Hughes ne veut pas de ça. C’est maintenant ou jamais pour verrouiller un joueur-clé à long terme sous l’ancienne convention collective, avant que le CBA change (ce qui est prévu après la saison 2025-26).

C’est ce qui explique pourquoi le CH est monté à 9,5 M$. Un geste d’ouverture. Une reconnaissance de la valeur du joueur.

Mais Coffey, lui, ne bouge pas. Il reste campé sur ses positions. Et Gorton refuse de céder à la pression.

Nous sommes à 500 000 $ de la paix, mais c’est une guerre totale. Une guerre psychologique. Une guerre de patience.

Un signal pour les autres agents?

Car attention. Ce contrat est aussi un précédent.

Parce que si Hutson signe à 10 M$, Ivan Demidov regardera ça de près. Son agent, Dan Milstein, ne rate jamais une occasion d’en tirer profit. 

C’est exactement pourquoi Jeff Gorton est intervenu. Pas pour sauver 500 000 $. Pour préserver une certaine hiérarchie salariale.

Mais ironiquement, la hiérarchie a explosé parce qu'elle est née d’une autre signature : celle de Noah Dobson.

Et c’est là tout le paradoxe.

La signature de Noah Dobson à 9,5 M$ par année, pour 8 ans, est peut-être la meilleure transaction de Kent Hughes depuis qu’il est en poste. 

Elle a permis de stabiliser la défense, d’amener un vrai quart-arrière sur la droite, de solidifier le top 4 avec Hutson, Guhle et Carrier.

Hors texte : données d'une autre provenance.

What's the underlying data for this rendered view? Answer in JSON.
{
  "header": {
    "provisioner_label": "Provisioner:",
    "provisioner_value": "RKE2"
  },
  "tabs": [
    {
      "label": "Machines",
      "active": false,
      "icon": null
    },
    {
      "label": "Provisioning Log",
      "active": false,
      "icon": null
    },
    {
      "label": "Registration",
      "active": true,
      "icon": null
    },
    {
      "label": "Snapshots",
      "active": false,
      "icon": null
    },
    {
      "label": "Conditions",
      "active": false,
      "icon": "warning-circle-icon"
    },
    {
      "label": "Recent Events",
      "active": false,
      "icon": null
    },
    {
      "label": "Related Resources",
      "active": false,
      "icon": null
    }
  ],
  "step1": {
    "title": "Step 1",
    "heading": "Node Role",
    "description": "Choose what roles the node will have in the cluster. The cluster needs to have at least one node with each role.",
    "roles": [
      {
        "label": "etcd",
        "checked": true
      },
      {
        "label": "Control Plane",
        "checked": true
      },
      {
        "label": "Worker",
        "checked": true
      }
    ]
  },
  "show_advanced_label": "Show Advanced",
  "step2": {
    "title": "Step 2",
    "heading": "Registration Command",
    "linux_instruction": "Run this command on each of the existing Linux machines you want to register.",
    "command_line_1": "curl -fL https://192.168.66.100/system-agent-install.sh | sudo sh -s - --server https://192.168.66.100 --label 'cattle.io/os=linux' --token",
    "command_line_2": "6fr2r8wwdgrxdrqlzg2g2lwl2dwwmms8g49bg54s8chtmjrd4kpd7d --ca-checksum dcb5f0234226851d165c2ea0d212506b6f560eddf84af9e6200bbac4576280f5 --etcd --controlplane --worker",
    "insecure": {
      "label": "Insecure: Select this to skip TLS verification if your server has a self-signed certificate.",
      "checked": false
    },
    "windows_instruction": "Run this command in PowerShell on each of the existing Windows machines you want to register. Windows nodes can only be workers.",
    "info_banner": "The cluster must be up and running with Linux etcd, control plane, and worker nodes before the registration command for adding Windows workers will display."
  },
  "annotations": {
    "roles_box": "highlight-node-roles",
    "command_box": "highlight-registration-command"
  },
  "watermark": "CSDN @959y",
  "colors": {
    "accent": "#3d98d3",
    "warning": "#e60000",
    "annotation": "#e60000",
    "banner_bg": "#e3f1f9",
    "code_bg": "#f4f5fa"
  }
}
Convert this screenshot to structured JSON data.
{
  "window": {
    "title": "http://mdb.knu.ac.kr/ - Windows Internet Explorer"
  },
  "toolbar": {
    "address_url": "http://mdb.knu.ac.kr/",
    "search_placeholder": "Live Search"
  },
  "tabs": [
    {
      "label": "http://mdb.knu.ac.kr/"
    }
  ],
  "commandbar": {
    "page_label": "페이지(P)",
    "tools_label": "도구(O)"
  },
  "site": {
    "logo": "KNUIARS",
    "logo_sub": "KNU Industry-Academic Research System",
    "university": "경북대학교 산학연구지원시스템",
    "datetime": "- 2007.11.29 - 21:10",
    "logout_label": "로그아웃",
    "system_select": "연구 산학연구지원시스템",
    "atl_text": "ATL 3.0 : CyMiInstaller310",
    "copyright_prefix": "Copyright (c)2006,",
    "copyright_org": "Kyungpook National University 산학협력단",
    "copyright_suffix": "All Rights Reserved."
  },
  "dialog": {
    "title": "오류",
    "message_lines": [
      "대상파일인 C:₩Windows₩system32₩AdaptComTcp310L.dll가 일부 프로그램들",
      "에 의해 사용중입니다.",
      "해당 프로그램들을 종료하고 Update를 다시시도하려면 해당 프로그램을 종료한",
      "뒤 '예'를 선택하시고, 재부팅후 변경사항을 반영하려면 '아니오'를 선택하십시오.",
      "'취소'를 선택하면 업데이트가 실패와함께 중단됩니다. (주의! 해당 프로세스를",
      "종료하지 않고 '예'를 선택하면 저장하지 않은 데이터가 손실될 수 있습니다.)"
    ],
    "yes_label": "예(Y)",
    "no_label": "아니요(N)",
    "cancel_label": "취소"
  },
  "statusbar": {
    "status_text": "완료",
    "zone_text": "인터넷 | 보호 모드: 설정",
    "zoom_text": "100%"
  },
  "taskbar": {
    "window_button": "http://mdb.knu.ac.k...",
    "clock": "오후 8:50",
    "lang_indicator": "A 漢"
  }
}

Mais voilà que cette même signature devient un boulet dans les négociations avec Hutson. Parce qu’en fixant une barre salariale claire, Hughes s’est mis lui-même dans un coin.

Et aujourd’hui, il est coincé : soit il garde sa ligne dure et risque de perdre Hutson à long terme, soit il cède, et brise son plafond non écrit.

Selon plusieurs sources, les négociations sont à un point de rupture. Une décision pourrait tomber dans les prochaines semaines. Soit le clan Hutson accepte de dire adieu à 4 millions de dollars sur 8 ans, soit on trouve un terrain d’entente à 9,75 M$ par année.

Mais le CH, qui voulait signer Hutson à 9 M$ par année étalés sur 8 ans, ont accepté de monter à 9,5 M$ par année.

Est-ce que le clan Hutson voudra aider la situation en acceptant de ne pas toucher le 10 M$ par année?

Tous les scénarios seraient sur la table.

On ne parle plus de chiffres.

On parle de fierté.

On parle de principes.

On parle de hiérarchie, de perception, de pouvoir.

Et tout ça, pour 500 000 $.

Un demi-million qui pourrait redessiner l’avenir du Canadien de Montréal.